Two days later, Alemao joined the Trinamool Congress and was formally inducted in the party by Madan Mitra, a Minister of State in the Government of West Bengal. He contested the elections to the 16th Lok Sabha from the South Goa (Lok Sabha constituency) as a candidate of the All India Trinamool Congress and was defeated by Narendra Keshav Sawaikar of the Bharatiya Janata Party. Alemao polled 11,941 votes in these elections.
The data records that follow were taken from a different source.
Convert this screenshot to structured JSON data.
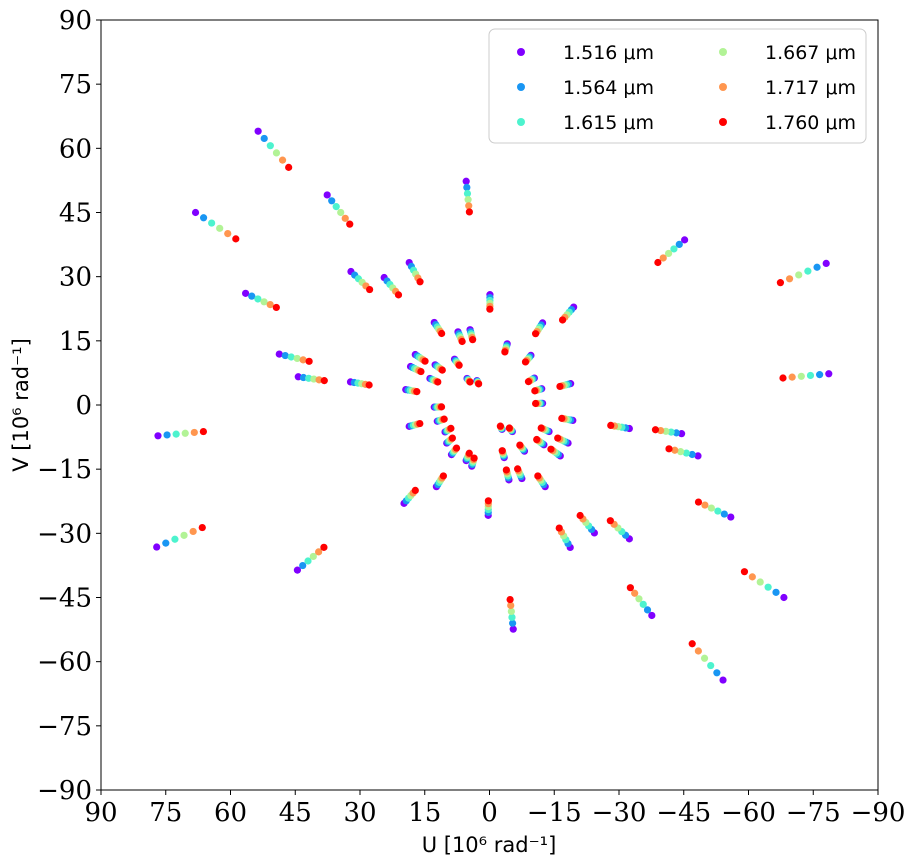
{
  "chart_data": {
    "type": "scatter",
    "title": "",
    "xlabel": "U [10⁶ rad⁻¹]",
    "ylabel": "V [10⁶ rad⁻¹]",
    "xlim": [
      90,
      -90
    ],
    "ylim": [
      -90,
      90
    ],
    "xticks": [
      90,
      75,
      60,
      45,
      30,
      15,
      0,
      -15,
      -30,
      -45,
      -60,
      -75,
      -90
    ],
    "yticks": [
      90,
      75,
      60,
      45,
      30,
      15,
      0,
      -15,
      -30,
      -45,
      -60,
      -75,
      -90
    ],
    "xtick_labels": [
      "90",
      "75",
      "60",
      "45",
      "30",
      "15",
      "0",
      "−15",
      "−30",
      "−45",
      "−60",
      "−75",
      "−90"
    ],
    "ytick_labels": [
      "90",
      "75",
      "60",
      "45",
      "30",
      "15",
      "0",
      "−15",
      "−30",
      "−45",
      "−60",
      "−75",
      "−90"
    ],
    "grid": false,
    "legend_position": "top-right",
    "legend_columns": 2,
    "series": [
      {
        "name": "1.516 μm",
        "color": "#8000ff"
      },
      {
        "name": "1.564 μm",
        "color": "#1996f3"
      },
      {
        "name": "1.615 μm",
        "color": "#4df3ce"
      },
      {
        "name": "1.667 μm",
        "color": "#b2f396"
      },
      {
        "name": "1.717 μm",
        "color": "#ff964f"
      },
      {
        "name": "1.760 μm",
        "color": "#ff0000"
      }
    ],
    "baselines": [
      {
        "u": 53.6,
        "v": 64.0,
        "ratio": 0.868
      },
      {
        "u": 37.6,
        "v": 49.1,
        "ratio": 0.861
      },
      {
        "u": 5.4,
        "v": 52.3,
        "ratio": 0.863
      },
      {
        "u": 68.1,
        "v": 45.0,
        "ratio": 0.863
      },
      {
        "u": -45.2,
        "v": 38.6,
        "ratio": 0.863
      },
      {
        "u": -78.0,
        "v": 33.1,
        "ratio": 0.864
      },
      {
        "u": 32.1,
        "v": 31.2,
        "ratio": 0.865
      },
      {
        "u": 24.4,
        "v": 29.8,
        "ratio": 0.864
      },
      {
        "u": 18.6,
        "v": 33.3,
        "ratio": 0.865
      },
      {
        "u": 56.5,
        "v": 26.1,
        "ratio": 0.874
      },
      {
        "u": -0.1,
        "v": 25.8,
        "ratio": 0.868
      },
      {
        "u": -19.5,
        "v": 22.9,
        "ratio": 0.868
      },
      {
        "u": 48.7,
        "v": 11.9,
        "ratio": 0.858
      },
      {
        "u": 44.3,
        "v": 6.6,
        "ratio": 0.864
      },
      {
        "u": 32.2,
        "v": 5.4,
        "ratio": 0.866
      },
      {
        "u": -78.6,
        "v": 7.3,
        "ratio": 0.865
      },
      {
        "u": 76.8,
        "v": -7.2,
        "ratio": 0.863
      },
      {
        "u": 77.1,
        "v": -33.2,
        "ratio": 0.863
      },
      {
        "u": 44.5,
        "v": -38.6,
        "ratio": 0.862
      },
      {
        "u": 0.3,
        "v": -25.8,
        "ratio": 0.868
      },
      {
        "u": -5.5,
        "v": -52.4,
        "ratio": 0.868
      },
      {
        "u": -18.7,
        "v": -33.3,
        "ratio": 0.864
      },
      {
        "u": -24.3,
        "v": -29.9,
        "ratio": 0.864
      },
      {
        "u": -32.4,
        "v": -31.3,
        "ratio": 0.864
      },
      {
        "u": -37.6,
        "v": -49.2,
        "ratio": 0.868
      },
      {
        "u": -54.1,
        "v": -64.3,
        "ratio": 0.868
      },
      {
        "u": -68.2,
        "v": -45.0,
        "ratio": 0.866
      },
      {
        "u": -55.9,
        "v": -26.2,
        "ratio": 0.866
      },
      {
        "u": -48.3,
        "v": -11.9,
        "ratio": 0.861
      },
      {
        "u": -44.5,
        "v": -6.7,
        "ratio": 0.864
      },
      {
        "u": -32.4,
        "v": -5.5,
        "ratio": 0.867
      },
      {
        "u": 19.8,
        "v": -23.0,
        "ratio": 0.868
      },
      {
        "u": 12.8,
        "v": 19.3,
        "ratio": 0.866
      },
      {
        "u": 7.3,
        "v": 17.1,
        "ratio": 0.868
      },
      {
        "u": 17.2,
        "v": 11.8,
        "ratio": 0.868
      },
      {
        "u": 18.3,
        "v": 9.0,
        "ratio": 0.868
      },
      {
        "u": 19.4,
        "v": 3.6,
        "ratio": 0.868
      },
      {
        "u": 8.1,
        "v": 10.7,
        "ratio": 0.868
      },
      {
        "u": 5.2,
        "v": 6.2,
        "ratio": 0.868
      },
      {
        "u": 2.9,
        "v": 5.7,
        "ratio": 0.868
      },
      {
        "u": 12.6,
        "v": 9.4,
        "ratio": 0.868
      },
      {
        "u": 13.8,
        "v": 6.2,
        "ratio": 0.868
      },
      {
        "u": 4.5,
        "v": 17.6,
        "ratio": 0.868
      },
      {
        "u": -4.1,
        "v": 14.3,
        "ratio": 0.868
      },
      {
        "u": -9.6,
        "v": 11.6,
        "ratio": 0.868
      },
      {
        "u": -12.3,
        "v": 19.2,
        "ratio": 0.868
      },
      {
        "u": -10.4,
        "v": 6.3,
        "ratio": 0.868
      },
      {
        "u": -12.1,
        "v": 3.8,
        "ratio": 0.868
      },
      {
        "u": -18.8,
        "v": 5.0,
        "ratio": 0.868
      },
      {
        "u": 18.6,
        "v": -5.0,
        "ratio": 0.868
      },
      {
        "u": 12.8,
        "v": -0.5,
        "ratio": 0.868
      },
      {
        "u": 12.1,
        "v": -3.8,
        "ratio": 0.868
      },
      {
        "u": 10.3,
        "v": -6.3,
        "ratio": 0.868
      },
      {
        "u": 9.9,
        "v": -8.9,
        "ratio": 0.868
      },
      {
        "u": 8.8,
        "v": -11.6,
        "ratio": 0.868
      },
      {
        "u": 5.4,
        "v": -13.0,
        "ratio": 0.868
      },
      {
        "u": 12.3,
        "v": -19.1,
        "ratio": 0.868
      },
      {
        "u": 4.1,
        "v": -14.3,
        "ratio": 0.868
      },
      {
        "u": -2.9,
        "v": -5.7,
        "ratio": 0.868
      },
      {
        "u": -5.3,
        "v": -6.2,
        "ratio": 0.868
      },
      {
        "u": -3.4,
        "v": -12.3,
        "ratio": 0.868
      },
      {
        "u": -4.5,
        "v": -17.5,
        "ratio": 0.868
      },
      {
        "u": -7.5,
        "v": -17.2,
        "ratio": 0.868
      },
      {
        "u": -8.1,
        "v": -10.8,
        "ratio": 0.868
      },
      {
        "u": -12.6,
        "v": -9.3,
        "ratio": 0.868
      },
      {
        "u": -12.9,
        "v": -19.1,
        "ratio": 0.868
      },
      {
        "u": -13.8,
        "v": -6.2,
        "ratio": 0.868
      },
      {
        "u": -16.4,
        "v": -11.9,
        "ratio": 0.868
      },
      {
        "u": -19.3,
        "v": -3.6,
        "ratio": 0.868
      },
      {
        "u": -18.2,
        "v": -8.9,
        "ratio": 0.868
      },
      {
        "u": -12.3,
        "v": 0.4,
        "ratio": 0.868
      }
    ]
  }
}
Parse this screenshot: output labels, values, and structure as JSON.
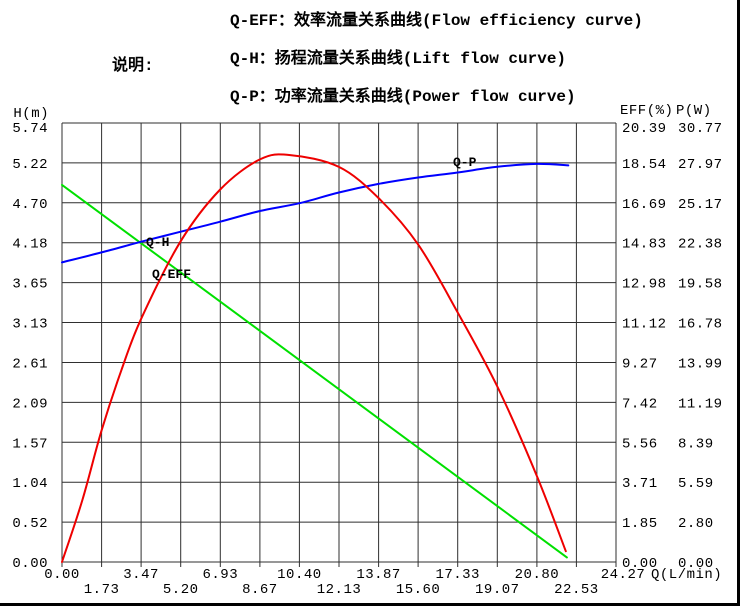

===Joining Nationalist Congress Party===
On 17 October 2016 Alemao joined the Nationalist Congress Party (NCP) and declared his intent to contest the election on the NCP ticket. He won the Benaulim seat in 2017 Goa Legislative Assembly election.

===Return to TMC===
Alemao again joined TMC on 13 December 2021.

==Other ventures==
In March 2015, Alemao made his debut as a Konkani singer with the audio album "Radio Buyao," which was produced and composed by Sidhanath Buyão. He performed the track "Good Morning, Thank You," also composed by Buyão. By that time, Alemao had appeared in three tiatrs: Dharun Kalliz (Merciless Heart), presented at Wembley Hall in London, followed by Bhat ani Vatt (Fields and Road) and Ticket. Additionally, he was working on his first tiatr as a playwright, titled Ami Voitanv, Tumi Ye-ai (We Are Going, You Follow).

===Football club===
The football team Churchill Brothers, which competes in I-League, is owned by Alemao's family. His daughter Valanka Alemao is the CEO of the club.